Saying that his conscience won’t allow him to send people to prison for excessive amounts of time, Judge Shaw took senior status and no longer hears criminal cases. As he completed this book last summer, U.S. Attorney Eric Holder issued a memorandum that mandatory minimum sentences should be reserved for “serious, high level or violent drug traffickers.”

Ironically, a civil case caused the biggest uproar in his judicial career. The furor made The New York Times. Judge Shaw dismissed the lawsuit brought by a St. Louis police sergeant against the St. Louis Metropolitan Police Board of Commissioners. The officer then asked Shaw to recuse himself because he knew the president of the police board, Anne-Marie Clarke. Judge Shaw refused and the sergeant appealed to the Eighth Circuit, which reversed the dismissal. The appellate judges wrote that his relationship with Ms. Clarke “troubled” them and asked Shaw to explain.

Had he been white, or the police officer black, Shaw believes that the Eighth Circuit’s opinion would have been different. He and Ms. Clarke were of “the same small generation of African American lawyers” who went to each other’s home for large group social events and planning meetings for black professionals. This issue goes back to the history of African-Americans socializing at home because restaurants or clubs declined to serve them. (Gail Millissa Grant describes this in her memoir, At the Elbows of My Elders: One Family’s Journey Toward Civil Rights 2009.)

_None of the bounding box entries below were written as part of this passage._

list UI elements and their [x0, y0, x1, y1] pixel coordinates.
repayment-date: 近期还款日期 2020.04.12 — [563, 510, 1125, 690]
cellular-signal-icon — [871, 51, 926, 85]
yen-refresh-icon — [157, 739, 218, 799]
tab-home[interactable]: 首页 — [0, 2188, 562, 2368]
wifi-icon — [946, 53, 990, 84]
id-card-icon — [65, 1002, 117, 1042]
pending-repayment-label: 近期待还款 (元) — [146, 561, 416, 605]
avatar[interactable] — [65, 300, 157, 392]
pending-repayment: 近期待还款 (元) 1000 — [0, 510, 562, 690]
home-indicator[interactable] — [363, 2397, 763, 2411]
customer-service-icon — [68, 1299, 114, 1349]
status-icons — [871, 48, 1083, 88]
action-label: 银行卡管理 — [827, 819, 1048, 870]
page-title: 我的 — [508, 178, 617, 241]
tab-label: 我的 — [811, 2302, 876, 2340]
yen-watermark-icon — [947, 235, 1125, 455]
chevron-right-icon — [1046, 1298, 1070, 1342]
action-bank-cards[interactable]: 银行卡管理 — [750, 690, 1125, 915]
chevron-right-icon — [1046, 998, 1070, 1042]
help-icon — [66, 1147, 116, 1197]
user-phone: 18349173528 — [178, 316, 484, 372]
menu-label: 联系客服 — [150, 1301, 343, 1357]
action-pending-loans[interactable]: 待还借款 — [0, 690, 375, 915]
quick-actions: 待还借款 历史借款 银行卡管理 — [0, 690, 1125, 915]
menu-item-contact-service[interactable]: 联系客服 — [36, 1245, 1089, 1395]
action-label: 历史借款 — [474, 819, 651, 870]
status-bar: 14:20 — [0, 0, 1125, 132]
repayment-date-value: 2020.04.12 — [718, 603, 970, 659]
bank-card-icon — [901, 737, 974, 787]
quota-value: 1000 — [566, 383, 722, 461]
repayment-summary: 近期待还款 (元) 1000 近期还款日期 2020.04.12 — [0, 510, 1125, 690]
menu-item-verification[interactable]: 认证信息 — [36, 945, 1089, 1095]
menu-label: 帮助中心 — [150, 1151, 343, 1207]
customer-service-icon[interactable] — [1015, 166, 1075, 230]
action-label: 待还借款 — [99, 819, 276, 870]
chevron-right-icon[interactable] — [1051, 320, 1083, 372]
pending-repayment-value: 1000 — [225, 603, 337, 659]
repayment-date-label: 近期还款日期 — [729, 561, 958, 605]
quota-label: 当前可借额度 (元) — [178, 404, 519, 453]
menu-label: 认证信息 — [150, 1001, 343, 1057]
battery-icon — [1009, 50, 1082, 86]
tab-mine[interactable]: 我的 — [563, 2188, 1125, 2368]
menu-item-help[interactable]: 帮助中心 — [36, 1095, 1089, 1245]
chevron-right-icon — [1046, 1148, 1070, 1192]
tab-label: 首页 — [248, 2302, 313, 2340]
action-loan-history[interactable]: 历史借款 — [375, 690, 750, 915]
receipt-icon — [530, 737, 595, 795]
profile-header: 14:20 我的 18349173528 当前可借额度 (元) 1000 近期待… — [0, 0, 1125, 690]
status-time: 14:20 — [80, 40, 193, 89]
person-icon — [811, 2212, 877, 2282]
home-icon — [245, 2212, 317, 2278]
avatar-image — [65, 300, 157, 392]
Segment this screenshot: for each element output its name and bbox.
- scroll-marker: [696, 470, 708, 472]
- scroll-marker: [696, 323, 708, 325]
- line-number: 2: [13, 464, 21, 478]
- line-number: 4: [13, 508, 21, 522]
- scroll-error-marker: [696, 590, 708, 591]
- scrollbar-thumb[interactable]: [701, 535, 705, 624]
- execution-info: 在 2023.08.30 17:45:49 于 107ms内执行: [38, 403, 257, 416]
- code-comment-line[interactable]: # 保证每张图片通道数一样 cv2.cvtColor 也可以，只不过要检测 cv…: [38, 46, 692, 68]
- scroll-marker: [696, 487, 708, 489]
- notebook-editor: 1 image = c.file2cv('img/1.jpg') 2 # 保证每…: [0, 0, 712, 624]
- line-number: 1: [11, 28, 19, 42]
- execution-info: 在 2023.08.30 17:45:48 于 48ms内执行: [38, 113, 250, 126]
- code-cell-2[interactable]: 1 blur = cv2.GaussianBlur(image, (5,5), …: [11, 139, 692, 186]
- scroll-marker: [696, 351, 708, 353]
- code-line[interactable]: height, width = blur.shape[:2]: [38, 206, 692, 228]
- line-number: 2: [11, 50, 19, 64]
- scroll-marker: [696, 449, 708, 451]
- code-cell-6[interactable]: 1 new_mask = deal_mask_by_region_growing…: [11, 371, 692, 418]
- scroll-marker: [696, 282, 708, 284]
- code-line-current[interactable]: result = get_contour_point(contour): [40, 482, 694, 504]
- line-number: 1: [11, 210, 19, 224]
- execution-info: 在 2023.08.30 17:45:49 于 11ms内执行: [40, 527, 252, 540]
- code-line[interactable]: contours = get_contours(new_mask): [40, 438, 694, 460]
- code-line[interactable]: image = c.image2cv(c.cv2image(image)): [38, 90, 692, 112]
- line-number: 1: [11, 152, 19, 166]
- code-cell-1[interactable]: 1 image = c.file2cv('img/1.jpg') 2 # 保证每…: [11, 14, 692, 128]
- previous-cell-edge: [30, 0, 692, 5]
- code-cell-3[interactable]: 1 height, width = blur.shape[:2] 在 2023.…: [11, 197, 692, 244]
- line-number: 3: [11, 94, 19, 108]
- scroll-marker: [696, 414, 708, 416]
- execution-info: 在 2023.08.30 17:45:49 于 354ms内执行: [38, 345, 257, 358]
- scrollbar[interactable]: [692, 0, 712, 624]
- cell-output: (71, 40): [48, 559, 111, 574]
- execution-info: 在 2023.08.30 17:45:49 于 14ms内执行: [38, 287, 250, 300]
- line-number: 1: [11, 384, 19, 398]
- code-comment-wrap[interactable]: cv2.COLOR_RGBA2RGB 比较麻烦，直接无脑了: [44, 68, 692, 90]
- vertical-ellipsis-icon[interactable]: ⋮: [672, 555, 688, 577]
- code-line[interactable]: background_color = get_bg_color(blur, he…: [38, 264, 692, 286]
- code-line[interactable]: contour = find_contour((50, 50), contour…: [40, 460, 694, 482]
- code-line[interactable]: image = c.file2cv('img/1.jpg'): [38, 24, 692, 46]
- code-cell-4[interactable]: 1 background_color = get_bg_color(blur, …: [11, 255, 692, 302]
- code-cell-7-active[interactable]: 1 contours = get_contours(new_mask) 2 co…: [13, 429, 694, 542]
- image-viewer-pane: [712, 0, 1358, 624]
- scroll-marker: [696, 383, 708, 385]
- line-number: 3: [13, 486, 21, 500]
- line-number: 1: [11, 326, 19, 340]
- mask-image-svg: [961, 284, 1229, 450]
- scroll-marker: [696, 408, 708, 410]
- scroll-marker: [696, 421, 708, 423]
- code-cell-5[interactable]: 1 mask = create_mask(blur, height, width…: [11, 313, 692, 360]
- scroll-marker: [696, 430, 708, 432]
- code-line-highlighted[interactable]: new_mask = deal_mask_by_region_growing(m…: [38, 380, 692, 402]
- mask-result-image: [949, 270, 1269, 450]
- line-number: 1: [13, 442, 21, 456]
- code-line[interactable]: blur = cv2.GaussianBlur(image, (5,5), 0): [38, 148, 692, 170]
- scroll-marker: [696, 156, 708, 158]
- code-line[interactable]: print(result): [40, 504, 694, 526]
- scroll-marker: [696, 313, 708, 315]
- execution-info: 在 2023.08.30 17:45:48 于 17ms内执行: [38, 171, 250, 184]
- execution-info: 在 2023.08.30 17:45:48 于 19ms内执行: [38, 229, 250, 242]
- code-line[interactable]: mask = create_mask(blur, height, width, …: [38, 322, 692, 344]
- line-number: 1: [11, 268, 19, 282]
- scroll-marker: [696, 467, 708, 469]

Saying he was “offended [and] insulted,” Judge Shaw removed himself from the case. The Times wrote that the Eighth Circuit “scolded” Shaw, accusing him of “racially oriented speculation.”

“The appellate judges were unfair to Judge Shaw,” says a well-respected white lawyer. “Shaw is black and therefore not part of the old boy’s club. A lot of white judges handle lots of cases from lawyers they know. You can hardly get around it if you’re prominent enough to be appointed to the federal bench.”

Watch Everything raises the uncomfortable issue that we have a double standard by which we judge black professionals. Shaw quotes his parents’ favorite African proverb: “Until the lions have their own historians, the tales of the hunt will always glorify the hunter.”